Effects of TBHQ diet on brain oxidative stress and antioxidant levels in AβPP/PS1 mice. A) Representative western blotting picture of Nox2 protein in the brain of AβPP/PS1 transgenic mice. B) Semi-quantitative data of western blotting. *Significantly different from control diet fed AβPP/PS1 transgenic mice (p < 0.05, n = 5–6).

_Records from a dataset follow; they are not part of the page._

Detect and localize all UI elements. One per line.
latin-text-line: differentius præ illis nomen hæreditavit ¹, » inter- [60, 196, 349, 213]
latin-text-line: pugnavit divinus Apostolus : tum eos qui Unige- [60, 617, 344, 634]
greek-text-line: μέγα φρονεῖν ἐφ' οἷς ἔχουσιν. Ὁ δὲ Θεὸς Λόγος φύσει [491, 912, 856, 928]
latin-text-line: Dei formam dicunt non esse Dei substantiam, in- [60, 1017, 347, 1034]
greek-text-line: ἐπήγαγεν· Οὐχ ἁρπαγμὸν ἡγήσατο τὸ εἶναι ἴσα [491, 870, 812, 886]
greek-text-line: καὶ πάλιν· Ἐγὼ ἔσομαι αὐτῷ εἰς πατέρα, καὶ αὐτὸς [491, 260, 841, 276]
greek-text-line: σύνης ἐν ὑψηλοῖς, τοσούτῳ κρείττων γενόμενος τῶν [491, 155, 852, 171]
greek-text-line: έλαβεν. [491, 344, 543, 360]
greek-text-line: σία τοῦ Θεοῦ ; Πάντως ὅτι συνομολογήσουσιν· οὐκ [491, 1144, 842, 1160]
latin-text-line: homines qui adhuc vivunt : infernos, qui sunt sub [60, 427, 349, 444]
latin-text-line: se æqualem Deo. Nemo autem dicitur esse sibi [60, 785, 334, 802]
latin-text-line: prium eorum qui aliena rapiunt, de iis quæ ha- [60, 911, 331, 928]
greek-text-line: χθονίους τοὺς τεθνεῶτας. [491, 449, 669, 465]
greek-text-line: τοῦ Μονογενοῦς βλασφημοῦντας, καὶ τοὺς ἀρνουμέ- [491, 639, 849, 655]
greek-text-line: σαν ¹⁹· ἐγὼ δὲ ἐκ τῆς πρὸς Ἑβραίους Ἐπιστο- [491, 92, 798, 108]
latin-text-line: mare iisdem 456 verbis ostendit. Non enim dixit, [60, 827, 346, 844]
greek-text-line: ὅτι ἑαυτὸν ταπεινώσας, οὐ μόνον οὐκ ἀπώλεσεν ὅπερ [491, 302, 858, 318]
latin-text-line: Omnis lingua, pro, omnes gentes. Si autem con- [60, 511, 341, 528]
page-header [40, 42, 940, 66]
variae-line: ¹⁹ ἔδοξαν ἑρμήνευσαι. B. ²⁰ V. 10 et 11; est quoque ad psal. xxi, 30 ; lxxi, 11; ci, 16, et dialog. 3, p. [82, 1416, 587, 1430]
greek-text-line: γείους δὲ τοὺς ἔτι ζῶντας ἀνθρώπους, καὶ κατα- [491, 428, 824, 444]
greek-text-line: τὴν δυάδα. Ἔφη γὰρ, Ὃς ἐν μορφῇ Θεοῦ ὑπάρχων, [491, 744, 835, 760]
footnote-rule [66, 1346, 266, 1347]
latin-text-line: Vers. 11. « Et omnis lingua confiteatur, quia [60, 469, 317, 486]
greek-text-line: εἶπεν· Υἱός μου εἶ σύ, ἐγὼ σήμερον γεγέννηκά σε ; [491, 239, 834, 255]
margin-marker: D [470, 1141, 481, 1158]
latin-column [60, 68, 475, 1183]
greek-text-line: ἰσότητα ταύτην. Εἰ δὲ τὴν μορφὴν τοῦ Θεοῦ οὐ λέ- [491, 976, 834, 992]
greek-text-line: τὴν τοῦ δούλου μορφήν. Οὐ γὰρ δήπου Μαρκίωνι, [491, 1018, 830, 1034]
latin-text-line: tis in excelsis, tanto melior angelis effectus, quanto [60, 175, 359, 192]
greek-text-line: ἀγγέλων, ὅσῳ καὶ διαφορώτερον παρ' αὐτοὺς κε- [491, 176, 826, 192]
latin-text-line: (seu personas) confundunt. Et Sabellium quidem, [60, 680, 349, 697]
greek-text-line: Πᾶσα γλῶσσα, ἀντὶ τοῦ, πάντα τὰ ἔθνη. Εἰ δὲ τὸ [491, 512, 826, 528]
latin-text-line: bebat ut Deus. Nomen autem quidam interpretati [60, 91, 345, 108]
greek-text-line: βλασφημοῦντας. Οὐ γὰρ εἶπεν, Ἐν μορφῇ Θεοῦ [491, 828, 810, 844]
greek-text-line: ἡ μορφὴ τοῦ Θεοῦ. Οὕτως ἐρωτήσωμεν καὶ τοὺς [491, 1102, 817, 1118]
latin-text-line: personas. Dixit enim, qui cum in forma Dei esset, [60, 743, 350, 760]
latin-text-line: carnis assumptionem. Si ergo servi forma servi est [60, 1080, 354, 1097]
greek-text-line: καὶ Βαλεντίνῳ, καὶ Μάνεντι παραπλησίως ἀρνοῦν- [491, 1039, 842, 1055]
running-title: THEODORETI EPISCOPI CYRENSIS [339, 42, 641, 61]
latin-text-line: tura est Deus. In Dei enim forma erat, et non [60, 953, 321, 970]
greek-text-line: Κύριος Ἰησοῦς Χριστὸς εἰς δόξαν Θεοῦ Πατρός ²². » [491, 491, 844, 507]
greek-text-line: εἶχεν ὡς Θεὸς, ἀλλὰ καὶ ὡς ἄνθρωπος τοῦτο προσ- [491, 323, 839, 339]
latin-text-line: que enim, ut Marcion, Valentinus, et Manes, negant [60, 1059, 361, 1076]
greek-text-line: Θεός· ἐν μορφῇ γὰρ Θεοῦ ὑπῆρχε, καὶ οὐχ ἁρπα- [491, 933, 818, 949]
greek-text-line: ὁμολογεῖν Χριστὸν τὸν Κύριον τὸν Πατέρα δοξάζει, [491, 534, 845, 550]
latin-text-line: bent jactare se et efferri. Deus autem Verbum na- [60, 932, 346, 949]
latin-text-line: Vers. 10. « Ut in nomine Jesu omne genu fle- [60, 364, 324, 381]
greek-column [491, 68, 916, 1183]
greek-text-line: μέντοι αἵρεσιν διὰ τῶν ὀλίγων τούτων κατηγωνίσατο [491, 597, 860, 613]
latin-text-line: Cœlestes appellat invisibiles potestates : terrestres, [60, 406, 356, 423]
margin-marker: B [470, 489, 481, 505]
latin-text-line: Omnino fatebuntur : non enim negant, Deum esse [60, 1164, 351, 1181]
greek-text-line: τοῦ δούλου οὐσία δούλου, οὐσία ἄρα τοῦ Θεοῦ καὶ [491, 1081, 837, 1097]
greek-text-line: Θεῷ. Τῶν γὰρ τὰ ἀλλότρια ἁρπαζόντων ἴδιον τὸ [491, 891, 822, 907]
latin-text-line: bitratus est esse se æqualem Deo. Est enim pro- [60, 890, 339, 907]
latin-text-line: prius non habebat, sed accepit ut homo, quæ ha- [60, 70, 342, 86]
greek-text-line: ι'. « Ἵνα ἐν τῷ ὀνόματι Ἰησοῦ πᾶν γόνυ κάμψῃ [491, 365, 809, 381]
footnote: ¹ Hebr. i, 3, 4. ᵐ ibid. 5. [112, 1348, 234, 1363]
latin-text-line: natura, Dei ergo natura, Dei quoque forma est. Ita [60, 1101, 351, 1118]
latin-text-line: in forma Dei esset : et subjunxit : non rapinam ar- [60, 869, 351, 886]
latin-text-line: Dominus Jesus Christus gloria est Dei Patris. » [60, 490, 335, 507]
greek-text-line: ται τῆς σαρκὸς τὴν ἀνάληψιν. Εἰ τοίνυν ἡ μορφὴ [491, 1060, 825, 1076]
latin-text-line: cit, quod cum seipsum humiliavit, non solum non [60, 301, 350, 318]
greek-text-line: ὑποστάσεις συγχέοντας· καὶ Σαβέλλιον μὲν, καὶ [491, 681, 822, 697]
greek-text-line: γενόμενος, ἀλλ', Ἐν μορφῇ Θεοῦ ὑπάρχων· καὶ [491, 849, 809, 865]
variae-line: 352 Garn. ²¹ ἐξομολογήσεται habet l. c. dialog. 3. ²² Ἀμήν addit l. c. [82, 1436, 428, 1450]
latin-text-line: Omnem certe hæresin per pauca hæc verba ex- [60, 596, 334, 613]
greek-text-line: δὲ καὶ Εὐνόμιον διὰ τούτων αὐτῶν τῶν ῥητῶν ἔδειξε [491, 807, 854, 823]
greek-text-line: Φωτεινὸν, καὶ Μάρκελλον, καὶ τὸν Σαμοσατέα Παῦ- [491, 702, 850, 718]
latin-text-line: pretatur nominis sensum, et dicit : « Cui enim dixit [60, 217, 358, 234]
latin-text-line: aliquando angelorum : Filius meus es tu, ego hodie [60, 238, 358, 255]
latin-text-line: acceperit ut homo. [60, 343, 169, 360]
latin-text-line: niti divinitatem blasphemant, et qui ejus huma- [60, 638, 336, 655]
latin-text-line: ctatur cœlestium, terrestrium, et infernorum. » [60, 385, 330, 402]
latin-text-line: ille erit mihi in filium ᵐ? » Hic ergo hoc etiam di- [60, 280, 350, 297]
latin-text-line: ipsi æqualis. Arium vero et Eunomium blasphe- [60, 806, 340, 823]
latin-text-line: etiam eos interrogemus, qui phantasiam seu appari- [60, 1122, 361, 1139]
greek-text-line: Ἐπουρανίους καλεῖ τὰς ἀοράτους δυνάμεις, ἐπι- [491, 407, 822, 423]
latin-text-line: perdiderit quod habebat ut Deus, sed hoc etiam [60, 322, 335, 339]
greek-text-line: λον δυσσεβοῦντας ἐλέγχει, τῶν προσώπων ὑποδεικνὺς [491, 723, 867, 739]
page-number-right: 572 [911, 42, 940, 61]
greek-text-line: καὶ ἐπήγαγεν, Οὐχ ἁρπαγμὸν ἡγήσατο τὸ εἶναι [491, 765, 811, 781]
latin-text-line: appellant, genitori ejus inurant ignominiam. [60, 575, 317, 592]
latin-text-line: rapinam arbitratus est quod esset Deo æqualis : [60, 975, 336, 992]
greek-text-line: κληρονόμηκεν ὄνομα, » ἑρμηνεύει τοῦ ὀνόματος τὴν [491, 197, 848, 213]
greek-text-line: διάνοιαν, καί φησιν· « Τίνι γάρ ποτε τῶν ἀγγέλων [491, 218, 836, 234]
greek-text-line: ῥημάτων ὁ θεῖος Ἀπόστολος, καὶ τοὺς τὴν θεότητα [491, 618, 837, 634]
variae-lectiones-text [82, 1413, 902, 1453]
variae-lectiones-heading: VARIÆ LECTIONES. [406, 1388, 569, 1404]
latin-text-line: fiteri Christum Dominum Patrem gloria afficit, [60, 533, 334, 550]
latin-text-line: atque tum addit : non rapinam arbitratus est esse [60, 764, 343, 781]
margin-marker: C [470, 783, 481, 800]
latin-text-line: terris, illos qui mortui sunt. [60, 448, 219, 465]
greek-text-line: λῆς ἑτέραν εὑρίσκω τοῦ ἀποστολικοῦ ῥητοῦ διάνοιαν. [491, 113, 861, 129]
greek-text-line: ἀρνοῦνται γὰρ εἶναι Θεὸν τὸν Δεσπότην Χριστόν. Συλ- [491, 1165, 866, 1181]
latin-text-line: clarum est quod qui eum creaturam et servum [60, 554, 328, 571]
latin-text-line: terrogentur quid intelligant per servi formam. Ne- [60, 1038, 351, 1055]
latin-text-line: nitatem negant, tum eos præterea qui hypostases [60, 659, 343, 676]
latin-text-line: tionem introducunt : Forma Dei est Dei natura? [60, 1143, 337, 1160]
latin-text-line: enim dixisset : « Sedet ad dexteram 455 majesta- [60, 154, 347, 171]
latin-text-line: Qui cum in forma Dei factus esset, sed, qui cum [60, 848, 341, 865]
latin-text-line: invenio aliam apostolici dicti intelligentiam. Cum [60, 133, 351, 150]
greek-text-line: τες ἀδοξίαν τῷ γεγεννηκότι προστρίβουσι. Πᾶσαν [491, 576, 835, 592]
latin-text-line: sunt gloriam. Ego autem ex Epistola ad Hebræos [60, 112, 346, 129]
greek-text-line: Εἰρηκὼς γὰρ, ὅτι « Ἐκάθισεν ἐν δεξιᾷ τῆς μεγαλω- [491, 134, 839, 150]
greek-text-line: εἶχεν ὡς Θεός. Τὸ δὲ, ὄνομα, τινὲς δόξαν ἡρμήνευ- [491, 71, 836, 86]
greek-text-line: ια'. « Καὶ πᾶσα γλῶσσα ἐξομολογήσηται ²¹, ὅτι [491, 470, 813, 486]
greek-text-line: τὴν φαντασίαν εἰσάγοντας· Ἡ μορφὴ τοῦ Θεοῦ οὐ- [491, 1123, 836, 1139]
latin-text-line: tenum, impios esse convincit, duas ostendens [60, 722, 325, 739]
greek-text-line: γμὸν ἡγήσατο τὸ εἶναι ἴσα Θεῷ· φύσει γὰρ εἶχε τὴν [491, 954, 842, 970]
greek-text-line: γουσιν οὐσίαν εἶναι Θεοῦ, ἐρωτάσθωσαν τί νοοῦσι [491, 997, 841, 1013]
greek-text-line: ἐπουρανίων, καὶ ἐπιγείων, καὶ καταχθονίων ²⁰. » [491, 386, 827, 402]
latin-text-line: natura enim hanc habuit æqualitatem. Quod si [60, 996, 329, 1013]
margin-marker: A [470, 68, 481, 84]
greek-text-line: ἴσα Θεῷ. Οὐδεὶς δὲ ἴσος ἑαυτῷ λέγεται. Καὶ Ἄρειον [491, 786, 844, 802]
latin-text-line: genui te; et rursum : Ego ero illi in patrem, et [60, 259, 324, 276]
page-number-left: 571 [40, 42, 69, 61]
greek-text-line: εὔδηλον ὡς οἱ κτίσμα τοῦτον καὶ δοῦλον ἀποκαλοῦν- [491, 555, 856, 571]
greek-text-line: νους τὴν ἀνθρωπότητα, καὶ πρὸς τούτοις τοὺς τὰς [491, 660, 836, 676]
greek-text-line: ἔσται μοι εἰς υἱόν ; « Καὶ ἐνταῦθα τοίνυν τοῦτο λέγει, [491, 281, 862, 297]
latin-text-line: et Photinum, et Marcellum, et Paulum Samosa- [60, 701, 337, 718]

C) GSH content in the brain. *Significantly different from control diet fed mice (p < 0.05, n = 5–6); D) Representative western blotting picture of 4-HNE modified proteins in the brain of AβPP/PS1 mice. β-actin was used to show equal protein loading between samples.

Fig. 7

The hypothetic mechanisms by which TBHQ reduces brain Aβ load in AD. TBHQ increases antioxidant capacity and reduces oxidative stress levels in the brain, which leads to suppression of the expression of PAI-1, a redox regulated protein, and induction of LRP-1 and thereby increased Aβ degradation/efflux from the brain. Solid lines represent evidence demonstrated directly from the present study.